Metabolites produced by gut microbiota include short chain fatty acids (SCFAs) such as acetate, propionate, and butyrate. Acetate is present in the healthy gut in the highest concentrations and is readily absorbed for cholesterol production [21]. Propionate is exported to the liver via hepatic portal circulation for use in gluconeogenesis. Butyrate, unlike acetate and propionate, undergoes limited reabsorption, instead undergoing colonocyte oxidation [21]. Acetate and propionate are produced mainly by Bacteroidetes while butyrate is typically produced by Firmicutes [21]. Therefore, the ratio of fecal Firmicutes to Bacteroidetes is a useful proxy for classifying the metabolic composition of the microbiome of an individual since the actual microbiome metabolic composition is extremely difficult to measure [33]. In the healthy gut environment, a high ratio is normal, i.e. more Firmicutes, and, as a consequence, high levels of butyrate in the intestinal ileum and cecum result in low luminal pH [33]. Gut pH has an important role in the composition of the resident bacteria. For example, at pH 5.5, butyrate producing Firmicutes comprise 20% of the total bacterial population, whereas at pH 6.5, there is a decrease in the population of Firmicutes and an increase in acetate and propionate producing Bacteroidetes [21].

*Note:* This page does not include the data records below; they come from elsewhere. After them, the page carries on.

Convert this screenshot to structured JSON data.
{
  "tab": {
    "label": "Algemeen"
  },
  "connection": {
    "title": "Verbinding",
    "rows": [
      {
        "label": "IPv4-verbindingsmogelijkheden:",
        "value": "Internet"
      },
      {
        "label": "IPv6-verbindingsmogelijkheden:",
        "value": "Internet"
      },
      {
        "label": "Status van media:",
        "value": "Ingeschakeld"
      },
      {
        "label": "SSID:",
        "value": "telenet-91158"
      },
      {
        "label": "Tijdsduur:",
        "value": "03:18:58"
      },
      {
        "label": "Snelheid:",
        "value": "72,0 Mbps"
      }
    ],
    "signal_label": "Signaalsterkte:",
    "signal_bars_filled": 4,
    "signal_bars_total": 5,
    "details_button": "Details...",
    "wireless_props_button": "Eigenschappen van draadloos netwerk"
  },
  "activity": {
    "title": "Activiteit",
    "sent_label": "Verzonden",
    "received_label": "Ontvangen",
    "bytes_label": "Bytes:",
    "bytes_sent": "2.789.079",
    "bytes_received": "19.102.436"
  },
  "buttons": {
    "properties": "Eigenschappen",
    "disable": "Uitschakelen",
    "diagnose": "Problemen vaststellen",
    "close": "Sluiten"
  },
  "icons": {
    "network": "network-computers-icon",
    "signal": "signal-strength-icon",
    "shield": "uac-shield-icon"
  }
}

The composition of the human gut microbiome has changed dramatically over the past 70 years due to altered living conditions, antibiotic use, refrigeration, and the prevalence of processed food and water [62]. Rigorous study of the microbiota has demonstrated that there is a strong correlation between differential microbial composition and the etiology of certain diseases. This review will examine the contemporary microbiome in the context of obesity, type 1 diabetes mellitus (T1DM), rheumatoid arthritis (RA), and systemic lupus erythematosus (SLE) and the underlying increase in cardiovascular risk that accompanies these diseases.